Masalah lemahnya pengawasan ini juga terjadi pada distribusi beras stabilisasi pasokan dan harga pangan (SPHP) seperti yang dipaparkan Menteri Pertanian. “Beras SPHP tidak disalurkan langsung ke masyarakat tapi melalui pedagang dan juga produsen beras,” ujar Huda.
Akibatnya, pedagang beras nakal mendapatkan beras SPHP dan mengoplosnya sama beras medium. Pada bagian ini masyarakat tentu tidak akan ngecek satu per satu beras yang dibeli. Kejadian oplosan seperti ini sering terjadi di pedagang tradisional.
“Namun, bagi pasar modern, seperti supermarket, kejadian beras SPHP ini sangat jarang terjadi.

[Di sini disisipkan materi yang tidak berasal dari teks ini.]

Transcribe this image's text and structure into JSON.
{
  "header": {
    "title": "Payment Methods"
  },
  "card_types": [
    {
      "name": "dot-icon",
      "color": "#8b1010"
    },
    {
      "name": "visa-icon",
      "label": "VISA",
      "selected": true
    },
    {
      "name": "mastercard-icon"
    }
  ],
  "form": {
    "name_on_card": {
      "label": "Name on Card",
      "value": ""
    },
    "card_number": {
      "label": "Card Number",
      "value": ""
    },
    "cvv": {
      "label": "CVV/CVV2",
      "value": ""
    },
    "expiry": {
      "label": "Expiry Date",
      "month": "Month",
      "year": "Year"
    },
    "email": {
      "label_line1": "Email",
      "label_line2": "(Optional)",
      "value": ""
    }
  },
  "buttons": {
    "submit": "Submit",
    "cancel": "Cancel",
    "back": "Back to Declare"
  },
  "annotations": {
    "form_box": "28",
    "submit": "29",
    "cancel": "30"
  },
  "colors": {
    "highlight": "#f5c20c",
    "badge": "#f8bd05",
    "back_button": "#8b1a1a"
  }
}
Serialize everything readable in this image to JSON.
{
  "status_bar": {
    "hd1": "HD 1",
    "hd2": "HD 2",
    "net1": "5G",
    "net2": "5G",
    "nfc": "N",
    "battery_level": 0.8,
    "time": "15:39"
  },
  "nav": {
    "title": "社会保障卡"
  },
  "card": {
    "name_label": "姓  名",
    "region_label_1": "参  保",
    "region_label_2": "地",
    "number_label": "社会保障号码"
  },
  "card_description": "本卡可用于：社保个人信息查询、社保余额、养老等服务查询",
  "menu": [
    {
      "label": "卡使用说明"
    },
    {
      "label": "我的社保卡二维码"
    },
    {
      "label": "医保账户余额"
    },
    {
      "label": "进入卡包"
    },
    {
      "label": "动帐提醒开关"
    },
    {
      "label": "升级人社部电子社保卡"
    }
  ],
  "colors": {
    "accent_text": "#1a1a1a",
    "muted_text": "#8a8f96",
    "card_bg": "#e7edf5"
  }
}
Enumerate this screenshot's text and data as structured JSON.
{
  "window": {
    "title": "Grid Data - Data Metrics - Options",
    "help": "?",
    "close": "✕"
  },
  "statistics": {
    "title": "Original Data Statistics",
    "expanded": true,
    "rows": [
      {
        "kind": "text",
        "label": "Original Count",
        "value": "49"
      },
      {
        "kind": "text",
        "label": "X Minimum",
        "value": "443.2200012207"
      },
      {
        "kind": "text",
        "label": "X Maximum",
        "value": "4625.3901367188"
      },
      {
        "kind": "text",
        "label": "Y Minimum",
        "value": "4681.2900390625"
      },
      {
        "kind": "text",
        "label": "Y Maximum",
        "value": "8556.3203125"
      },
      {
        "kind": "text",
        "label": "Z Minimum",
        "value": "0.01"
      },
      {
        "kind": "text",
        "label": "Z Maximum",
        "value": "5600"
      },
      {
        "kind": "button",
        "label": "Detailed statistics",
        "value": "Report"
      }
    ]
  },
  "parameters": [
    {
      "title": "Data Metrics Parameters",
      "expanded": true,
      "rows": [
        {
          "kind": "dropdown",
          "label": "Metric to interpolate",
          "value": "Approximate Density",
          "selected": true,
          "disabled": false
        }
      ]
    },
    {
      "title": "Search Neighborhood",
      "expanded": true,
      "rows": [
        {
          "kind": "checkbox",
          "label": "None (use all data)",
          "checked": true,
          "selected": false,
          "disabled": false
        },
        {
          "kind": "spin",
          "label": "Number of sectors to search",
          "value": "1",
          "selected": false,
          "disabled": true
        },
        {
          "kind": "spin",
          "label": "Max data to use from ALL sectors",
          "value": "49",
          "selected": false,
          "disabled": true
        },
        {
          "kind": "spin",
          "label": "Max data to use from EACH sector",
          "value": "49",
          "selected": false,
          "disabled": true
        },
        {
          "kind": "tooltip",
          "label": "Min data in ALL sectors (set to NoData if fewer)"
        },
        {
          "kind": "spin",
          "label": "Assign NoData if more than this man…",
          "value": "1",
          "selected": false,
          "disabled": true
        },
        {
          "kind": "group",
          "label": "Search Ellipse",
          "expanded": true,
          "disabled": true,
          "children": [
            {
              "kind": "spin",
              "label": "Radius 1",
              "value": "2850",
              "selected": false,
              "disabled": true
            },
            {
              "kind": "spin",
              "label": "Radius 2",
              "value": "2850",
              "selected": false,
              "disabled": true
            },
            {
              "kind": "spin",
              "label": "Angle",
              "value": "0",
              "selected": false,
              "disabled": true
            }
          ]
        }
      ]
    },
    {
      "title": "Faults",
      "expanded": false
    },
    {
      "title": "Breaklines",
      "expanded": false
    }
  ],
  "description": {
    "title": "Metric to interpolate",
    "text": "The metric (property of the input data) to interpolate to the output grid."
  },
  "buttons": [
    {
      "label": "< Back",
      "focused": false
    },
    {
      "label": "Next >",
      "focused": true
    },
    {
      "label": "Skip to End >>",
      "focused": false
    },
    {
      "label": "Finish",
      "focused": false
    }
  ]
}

Jadi seharusnya memang disalurkan melalui gudang Bulog langsung atau melalui ritel yang gampang pengawasannya,” tutur Nailul.
Pengamat pertanian dari Center of Reform on Economics (CORE) Indonesia Eliza Mardian menilai, penyelewengan ini salah satunya karena konsumen tidak memiliki akses penuh terhadap informasi mengenai kualitas, komposisi atau asal-usul beras yang bereka beli.
“Pedagang yang melakukan praktik oplosan pun itu memanfaatkan ketidaktahuan konsumen dan ketiadaan traceability,” kata Eliza menjelaskan.
Di sisi lain, temuan Kementerian Pertanian yang menyatakan ada 85,56% beras premium dan 88,24% beras medium dijual tidak sesuai regulasi menunjukkan lemahnya penegakan hukum dan pengawasan terhadap standar mutu.
Selain itu, praktik oplosan yang dianggap biasa di pasar-pasar induk mengindikasikan normalisasi pelanggaran, yang menunjukkan kegagalan dalam sistem pengawasan pasar dan rendahnya risiko hukuman bagi pelaku. “Jadi memang perlu efek jera misal mencabut izin usaha atau denda berkali kali lipat,” kata Eliza.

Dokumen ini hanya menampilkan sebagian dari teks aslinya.